Answering Questions About the Greek "Xristos," and the Genitive Case (Edited for Readability)

Greetings my friend, [Roy]!

My original intuition when reading your email was that the suggestion you mentioned could not be correct in view of how XRISTOS functions in the NT. BDAG confirmed what I already thought, but I'd like to nuance what is found there.

(1) By definition, a verbal adjective is a participle. Hence, suggesting that XRISTOS is a participle in the NT just did not seem right to me. In fact, BDAG points out that while this word was used adjectivally in Gk. tragedy and the LXX (et al.) it is only used as a noun in our literature (i.e., early Christian literature).

(2) BDAG also maintains that XRISTOS (in the NT) is a "personal name ascribed to Jesus, Christ" and was understood thus by certain first-century denizens who were in some way familiar with the figure possibly known to them as XRHSTOS (XRISTOS might have sounded like XRHSTOS to Gentiles). So it's possible that XRISTOS is a personal name.

(3) I would nuance the comments in BDAG by insisting that XRISTOS is actually a quasi-personal name. It functions to delimit referentiality like a personal name does, and perhaps even more forcefully. In the NT, based upon the term's frequency of usage, XRISTOS is almost certainly a title or quasi-personal name for Jesus, God's anointed one. Interestingly, Granville Sharp considered IHSOUS to be a proper name, but thought of XRISTOS as a "noun of personal description, denoting office, rank, title, or the like" (Richard A. Young, 63).

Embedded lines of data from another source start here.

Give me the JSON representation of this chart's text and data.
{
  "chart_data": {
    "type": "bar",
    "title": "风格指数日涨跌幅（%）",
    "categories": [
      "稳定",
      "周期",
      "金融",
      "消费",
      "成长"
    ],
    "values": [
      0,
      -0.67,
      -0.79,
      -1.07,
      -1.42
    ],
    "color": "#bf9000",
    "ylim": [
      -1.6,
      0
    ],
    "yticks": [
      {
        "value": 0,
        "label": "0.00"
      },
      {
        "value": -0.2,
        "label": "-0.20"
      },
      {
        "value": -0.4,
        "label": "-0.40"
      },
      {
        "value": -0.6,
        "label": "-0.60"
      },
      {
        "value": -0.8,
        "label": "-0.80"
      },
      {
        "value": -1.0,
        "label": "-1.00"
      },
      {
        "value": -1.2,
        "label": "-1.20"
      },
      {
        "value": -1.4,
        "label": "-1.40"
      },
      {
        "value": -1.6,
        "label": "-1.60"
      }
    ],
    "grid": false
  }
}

(4) Genitive does not primarily or always mean possession, but I think that the genitive case delimits TWi ONOMATI in Acts 2:38. The genitive is actually the descriptive case. D.A. Black points out that genitives are adjectival per their function; however, these nouns are more emphatic than Greek adjectives. Compare the rendering "sinful body" with "body of sin" (genitive).